Figlio secondogenito di una cartaginese e del figlio di un siracusano esiliato da Agatocle, da giovane con il fratello servì valorosamente l'esercito di Annibale e da lui fu mandato in ambasciata dal tiranno di Siracusa Geronimo.[1] Entrambi riuscirono a convincere il giovane sovrano a rinunciare all'alleanza con i Romani.[2]
L'assassinio del tiranno[3] e la rivolta che seguì impaurì i due cartaginesi, che prima chiesero di tornare in patria, poi compresero che avrebbero potuto trarre dei giovamenti da quella situazione. Dopo l'assassinio del generaleAdranodoro, presero il potere.[4] In città però tornò a prevalere il partito filoromano, e i due furono costretti a rifugiarsi a Lentini.[5] Lì li attaccò Marco Claudio Marcello[6] che, a causa di una presunta strage compiuta dai suoi soldati nella città, si inimicò nuovamente i siracusani, che acclamarono Ippocrate ed Epicide nuovi tiranni.[7]

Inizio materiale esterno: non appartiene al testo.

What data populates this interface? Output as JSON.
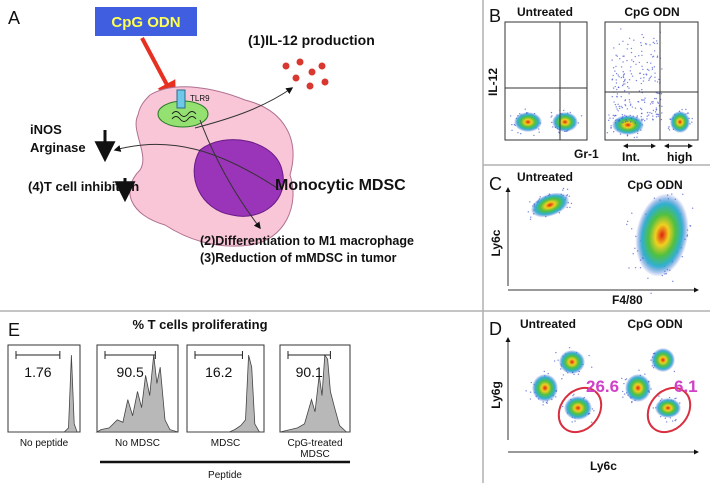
{
  "panelA": {
    "label": "A",
    "cpg": "CpG ODN",
    "tlr9": "TLR9",
    "il12": "(1)IL-12 production",
    "inos": "iNOS",
    "arginase": "Arginase",
    "tcell": "(4)T cell inhibition",
    "mdsc": "Monocytic MDSC",
    "differentiation": "(2)Differentiation to M1 macrophage",
    "reduction": "(3)Reduction of mMDSC in tumor"
  },
  "panelB": {
    "label": "B",
    "untreated": "Untreated",
    "cpg": "CpG ODN",
    "ylabel": "IL-12",
    "xlabel": "Gr-1",
    "int": "Int.",
    "high": "high"
  },
  "panelC": {
    "label": "C",
    "untreated": "Untreated",
    "cpg": "CpG ODN",
    "ylabel": "Ly6c",
    "xlabel": "F4/80"
  },
  "panelD": {
    "label": "D",
    "untreated": "Untreated",
    "cpg": "CpG ODN",
    "ylabel": "Ly6g",
    "xlabel": "Ly6c",
    "untreated_value": 26.6,
    "cpg_value": 6.1
  },
  "panelE": {
    "label": "E",
    "title": "% T cells proliferating",
    "group": "Peptide",
    "histograms": [
      {
        "value": 1.76,
        "label": "No peptide"
      },
      {
        "value": 90.5,
        "label": "No MDSC"
      },
      {
        "value": 16.2,
        "label": "MDSC"
      },
      {
        "value": 90.1,
        "label": "CpG-treated MDSC"
      }
    ]
  }
}
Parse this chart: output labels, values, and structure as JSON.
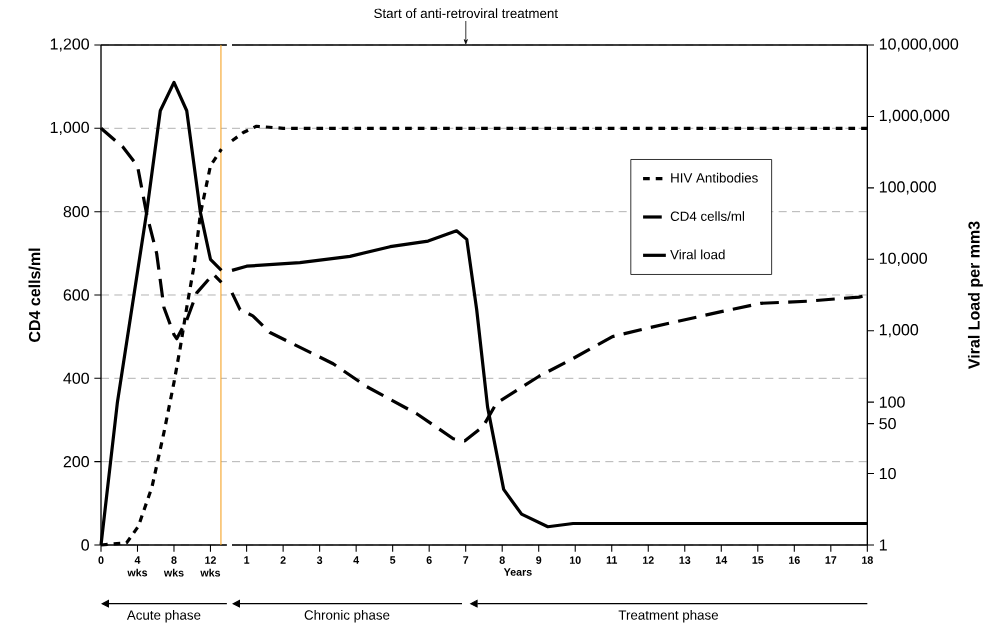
{
  "chart_data": [
    {
      "type": "line",
      "ylabel": "CD4 cells/ml",
      "xlim": [
        0,
        13.8
      ],
      "xticks": [
        0,
        {
          "value": 4,
          "label": "4 wks"
        },
        {
          "value": 8,
          "label": "8 wks"
        },
        {
          "value": 12,
          "label": "12 wks"
        }
      ],
      "ylim": [
        0,
        1200
      ],
      "yticks": [
        0,
        200,
        400,
        600,
        800,
        {
          "value": 1000,
          "label": "1,000"
        },
        {
          "value": 1200,
          "label": "1,200"
        }
      ],
      "y2lim": [
        1,
        10000000
      ],
      "log": "y2",
      "grid": "y",
      "series": [
        {
          "color": "#000000",
          "line_style": "dotted",
          "x": [
            0,
            2.8,
            4.1,
            5.6,
            6.9,
            8,
            8.7,
            9.4,
            10.2,
            10.9,
            12,
            13.2
          ],
          "values": [
            0,
            5,
            45,
            140,
            270,
            390,
            475,
            570,
            670,
            795,
            910,
            950
          ]
        },
        {
          "color": "#000000",
          "line_style": "dashed",
          "x": [
            0,
            2.4,
            4,
            5,
            6.1,
            6.9,
            8,
            8.3,
            9.4,
            10.5,
            12.3,
            13.2
          ],
          "values": [
            1000,
            955,
            910,
            795,
            700,
            570,
            505,
            495,
            540,
            605,
            650,
            630
          ]
        },
        {
          "color": "#000000",
          "line_style": "solid",
          "axis": "y2",
          "x": [
            0,
            1.8,
            5,
            6.5,
            8,
            9.4,
            10.9,
            12,
            13.2
          ],
          "values": [
            1,
            100,
            45000,
            1200000,
            3000000,
            1200000,
            45000,
            10000,
            7000
          ]
        }
      ],
      "ref_lines": [
        {
          "axis": "x",
          "value": 13.15,
          "color": "#f5a020"
        }
      ],
      "annotations": [
        "Acute phase"
      ]
    },
    {
      "type": "line",
      "xlabel": "Years",
      "y2label": "Viral Load per mm3",
      "xlim": [
        0.6,
        18
      ],
      "xticks": [
        1,
        2,
        3,
        4,
        5,
        6,
        7,
        8,
        9,
        10,
        11,
        12,
        13,
        14,
        15,
        16,
        17,
        18
      ],
      "ylim": [
        0,
        1200
      ],
      "y2lim": [
        1,
        10000000
      ],
      "y2ticks": [
        1,
        10,
        50,
        100,
        {
          "value": 1000,
          "label": "1,000"
        },
        {
          "value": 10000,
          "label": "10,000"
        },
        {
          "value": 100000,
          "label": "100,000"
        },
        {
          "value": 1000000,
          "label": "1,000,000"
        },
        {
          "value": 10000000,
          "label": "10,000,000"
        }
      ],
      "log": "y2",
      "grid": "y",
      "legend": "right",
      "series": [
        {
          "name": "HIV Antibodies",
          "color": "#000000",
          "line_style": "dotted",
          "x": [
            0.6,
            0.91,
            1.27,
            2,
            18
          ],
          "values": [
            970,
            990,
            1005,
            1000,
            1000
          ]
        },
        {
          "name": "CD4 cells/ml",
          "color": "#000000",
          "line_style": "dashed",
          "x": [
            0.6,
            0.82,
            1.17,
            1.64,
            3.37,
            4.29,
            5.66,
            6.66,
            6.98,
            7.48,
            7.84,
            9.01,
            9.99,
            11.02,
            11.95,
            14,
            15.08,
            16.35,
            17.77,
            18
          ],
          "values": [
            605,
            565,
            550,
            510,
            435,
            380,
            315,
            255,
            250,
            285,
            340,
            405,
            450,
            500,
            520,
            560,
            580,
            585,
            595,
            600
          ]
        },
        {
          "name": "Viral load",
          "color": "#000000",
          "line_style": "solid",
          "axis": "y2",
          "x": [
            0.6,
            1,
            2.46,
            3.83,
            4.93,
            5.97,
            6.75,
            7.03,
            7.3,
            7.6,
            8.04,
            8.53,
            9.25,
            9.94,
            18
          ],
          "values": [
            7000,
            8000,
            9000,
            11000,
            15000,
            18000,
            25000,
            19000,
            2000,
            85,
            6,
            2.7,
            1.8,
            2,
            2
          ]
        }
      ],
      "annotations": [
        "Start of anti-retroviral treatment",
        "Chronic phase",
        "Treatment phase"
      ]
    }
  ]
}
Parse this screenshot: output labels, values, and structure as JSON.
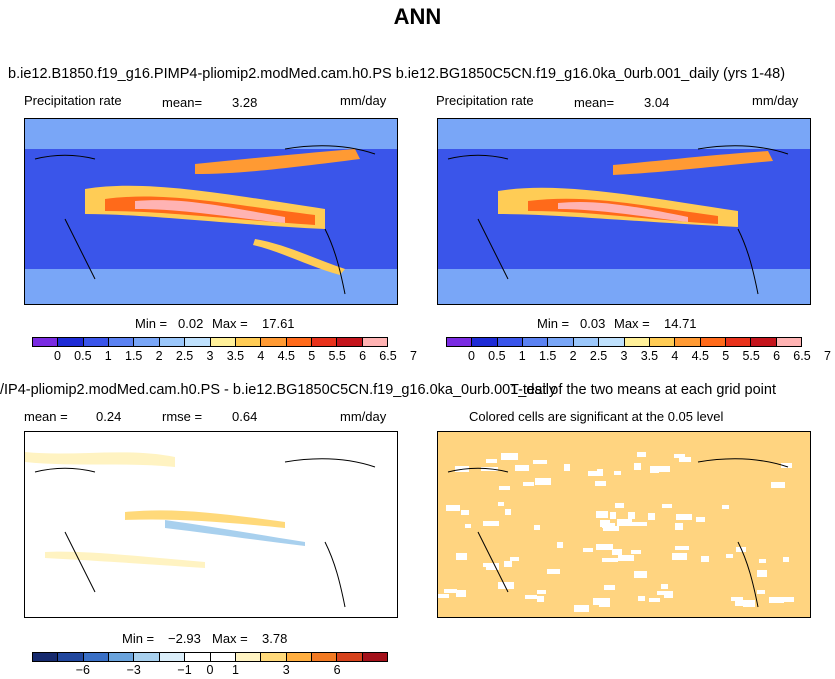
{
  "page": {
    "title": "ANN",
    "run_title_top": "b.ie12.B1850.f19_g16.PIMP4-pliomip2.modMed.cam.h0.PS b.ie12.BG1850C5CN.f19_g16.0ka_0urb.001_daily (yrs 1-48)",
    "run_title_diff": "/IP4-pliomip2.modMed.cam.h0.PS - b.ie12.BG1850C5CN.f19_g16.0ka_0urb.001_daily",
    "ttest_title": "T-test of the two means at each grid point"
  },
  "colors": {
    "precip_scale": [
      "#7a2be2",
      "#1e2bd6",
      "#3a55ea",
      "#5b82f2",
      "#79a6f7",
      "#9bc7fb",
      "#bfe1fd",
      "#fff099",
      "#ffcc55",
      "#ff9a33",
      "#ff6a1a",
      "#e8321b",
      "#c4141c",
      "#ffb3b3"
    ],
    "diff_scale": [
      "#162a6e",
      "#21479e",
      "#3a70c6",
      "#6aa3dc",
      "#a8d0ee",
      "#dbeefa",
      "#ffffff",
      "#ffffff",
      "#fff3c2",
      "#ffd97a",
      "#ffae40",
      "#f27a23",
      "#d6421c",
      "#a3111a"
    ],
    "ttest_fill": "#ffd480"
  },
  "chart_data": [
    {
      "type": "heatmap",
      "title": "Precipitation rate",
      "mean_label": "mean=",
      "mean": "3.28",
      "units": "mm/day",
      "min_label": "Min =",
      "min": "0.02",
      "max_label": "Max =",
      "max": "17.61",
      "colorbar_ticks": [
        "0",
        "0.5",
        "1",
        "1.5",
        "2",
        "2.5",
        "3",
        "3.5",
        "4",
        "4.5",
        "5",
        "5.5",
        "6",
        "6.5",
        "7"
      ]
    },
    {
      "type": "heatmap",
      "title": "Precipitation rate",
      "mean_label": "mean=",
      "mean": "3.04",
      "units": "mm/day",
      "min_label": "Min =",
      "min": "0.03",
      "max_label": "Max =",
      "max": "14.71",
      "colorbar_ticks": [
        "0",
        "0.5",
        "1",
        "1.5",
        "2",
        "2.5",
        "3",
        "3.5",
        "4",
        "4.5",
        "5",
        "5.5",
        "6",
        "6.5",
        "7"
      ]
    },
    {
      "type": "heatmap",
      "mean_label": "mean =",
      "mean": "0.24",
      "rmse_label": "rmse =",
      "rmse": "0.64",
      "units": "mm/day",
      "min_label": "Min =",
      "min": "−2.93",
      "max_label": "Max =",
      "max": "3.78",
      "colorbar_ticks": [
        "−6",
        "−3",
        "−1",
        "0",
        "1",
        "3",
        "6"
      ]
    },
    {
      "type": "heatmap",
      "subtitle": "Colored cells are significant at the 0.05 level"
    }
  ]
}
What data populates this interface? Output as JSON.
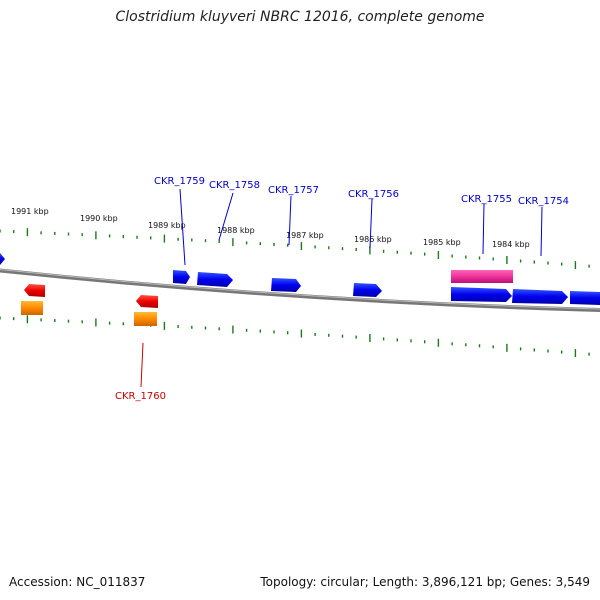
{
  "title": "Clostridium kluyveri NBRC 12016, complete genome",
  "footer": {
    "accession": "Accession: NC_011837",
    "summary": "Topology: circular; Length: 3,896,121 bp; Genes: 3,549"
  },
  "scale_labels": [
    {
      "name": "kbp-1991",
      "text": "1991 kbp"
    },
    {
      "name": "kbp-1990",
      "text": "1990 kbp"
    },
    {
      "name": "kbp-1989",
      "text": "1989 kbp"
    },
    {
      "name": "kbp-1988",
      "text": "1988 kbp"
    },
    {
      "name": "kbp-1987",
      "text": "1987 kbp"
    },
    {
      "name": "kbp-1986",
      "text": "1986 kbp"
    },
    {
      "name": "kbp-1985",
      "text": "1985 kbp"
    },
    {
      "name": "kbp-1984",
      "text": "1984 kbp"
    }
  ],
  "gene_labels": [
    {
      "name": "CKR_1759",
      "text": "CKR_1759",
      "color": "#0000cc"
    },
    {
      "name": "CKR_1758",
      "text": "CKR_1758",
      "color": "#0000cc"
    },
    {
      "name": "CKR_1757",
      "text": "CKR_1757",
      "color": "#0000cc"
    },
    {
      "name": "CKR_1756",
      "text": "CKR_1756",
      "color": "#0000cc"
    },
    {
      "name": "CKR_1755",
      "text": "CKR_1755",
      "color": "#0000cc"
    },
    {
      "name": "CKR_1754",
      "text": "CKR_1754",
      "color": "#0000cc"
    },
    {
      "name": "CKR_1760",
      "text": "CKR_1760",
      "color": "#cc0000"
    }
  ],
  "colors": {
    "forward_gene": "#0000ee",
    "reverse_gene": "#ee0000",
    "rna_gene": "#ff8800",
    "pseudo_gene": "#ee3399",
    "tick": "#1a7a1a",
    "backbone": "#888888"
  }
}
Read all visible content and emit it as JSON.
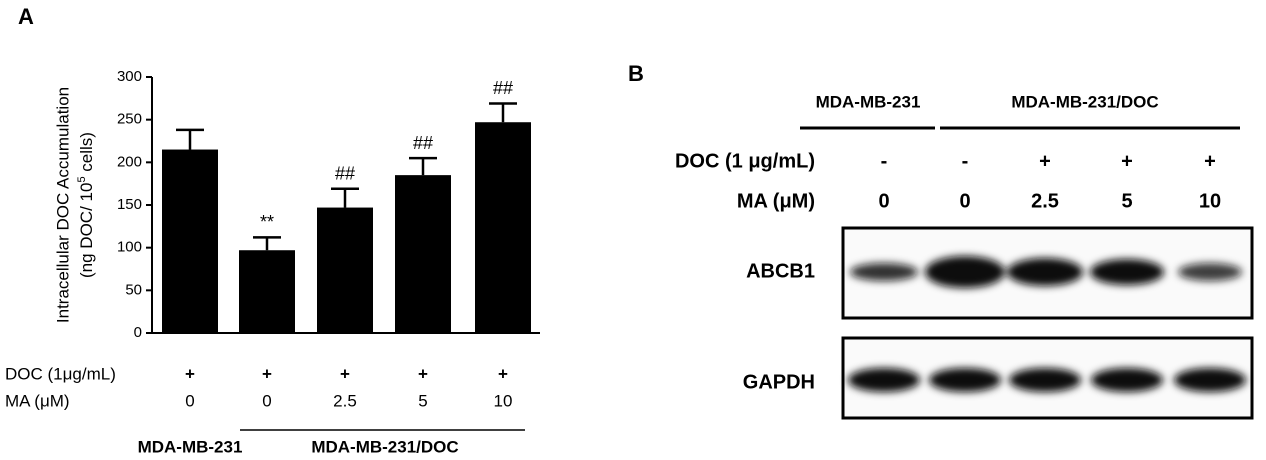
{
  "panel_labels": [
    "A",
    "B"
  ],
  "chart_data": {
    "type": "bar",
    "y_label": {
      "line1": "Intracellular DOC Accumulation",
      "line2_pre": "(ng DOC/ 10",
      "line2_sup": "5",
      "line2_post": " cells)"
    },
    "categories": [
      null,
      null,
      null,
      null,
      null
    ],
    "values": [
      215,
      97,
      147,
      185,
      247
    ],
    "errors": [
      23,
      15,
      22,
      20,
      22
    ],
    "annotations": [
      null,
      "**",
      "##",
      "##",
      "##"
    ],
    "color": "#000000",
    "ylim": [
      0,
      300
    ],
    "yticks": [
      0,
      50,
      100,
      150,
      200,
      250,
      300
    ],
    "grid": false,
    "conditions": [
      {
        "label": "DOC (1μg/mL)",
        "values": [
          "+",
          "+",
          "+",
          "+",
          "+"
        ]
      },
      {
        "label": "MA (μM)",
        "values": [
          "0",
          "0",
          "2.5",
          "5",
          "10"
        ]
      }
    ],
    "cell_lines": [
      "MDA-MB-231",
      "MDA-MB-231/DOC"
    ]
  },
  "blot": {
    "cell_lines": [
      "MDA-MB-231",
      "MDA-MB-231/DOC"
    ],
    "conditions": [
      {
        "label": "DOC (1 μg/mL)",
        "values": [
          "-",
          "-",
          "+",
          "+",
          "+"
        ]
      },
      {
        "label": "MA (μM)",
        "values": [
          "0",
          "0",
          "2.5",
          "5",
          "10"
        ]
      }
    ],
    "proteins": [
      "ABCB1",
      "GAPDH"
    ]
  }
}
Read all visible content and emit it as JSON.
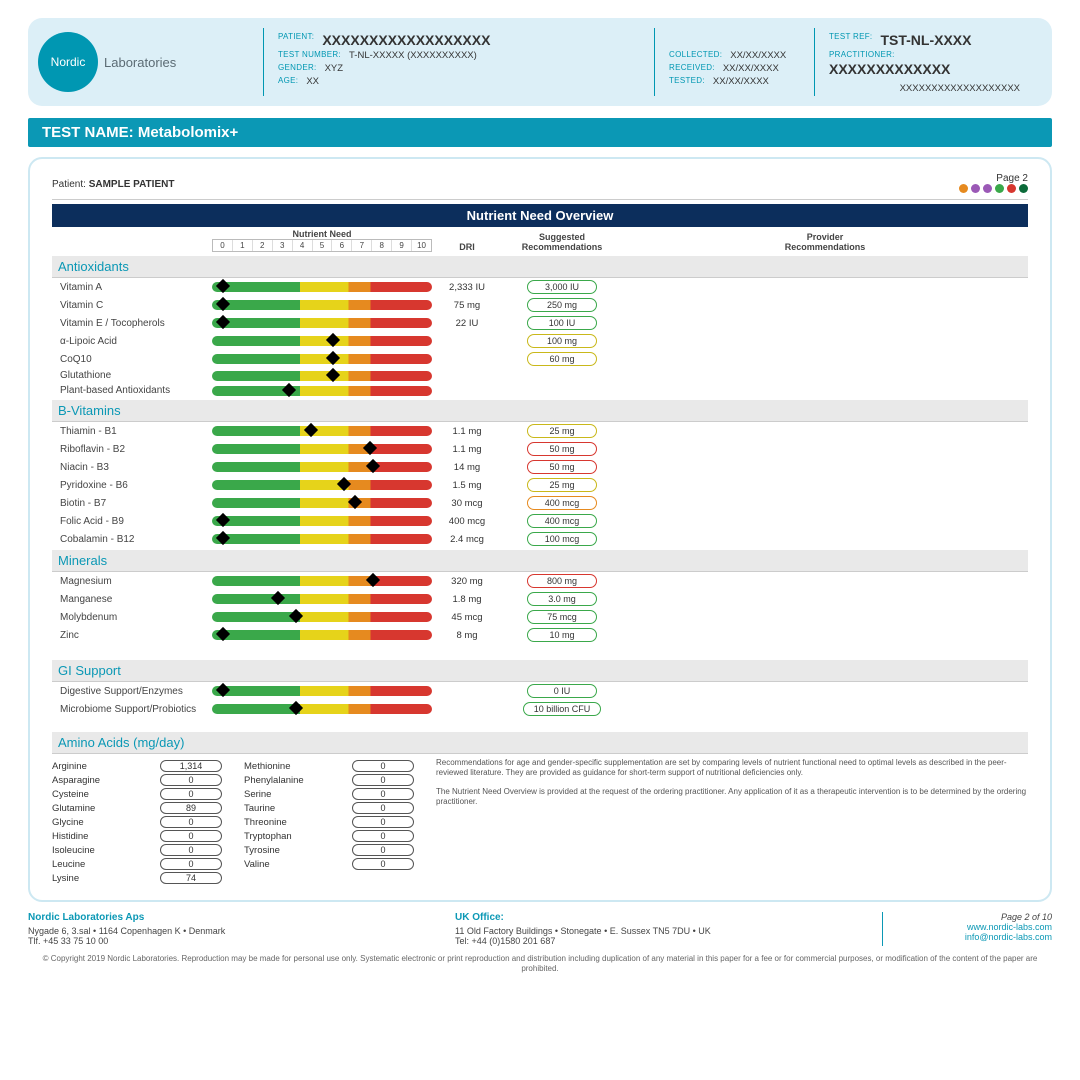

Marcello iniziò l'assedio di Siracusa,[8] che fu difesa coraggiosamente da entrambi e poi dal solo Epicide, mentre Ippocrate era andato a difendere altre parti dell'isola grazie al sostegno di Imilcone.[9] Cercò in ogni modo di evitare la caduta della città, che fu comunque conquistata quasi interamente da Marcello anche grazie ad alcuni traditori. Dopo la sconfitta e la morte di Ippocrate, Epicide incontrò Bomilcare che sarebbe dovuto arrivare con il suo esercito.
Dopo la rinuncia di quest'ultimo, Epicide si vide sconfitto e si rifugiò ad Agrigento, dove collaborò con Mutino. Dopo la conquista anche di questa città, nel 210 a.C., ritornò con Annone in patria e di lui si persero le tracce.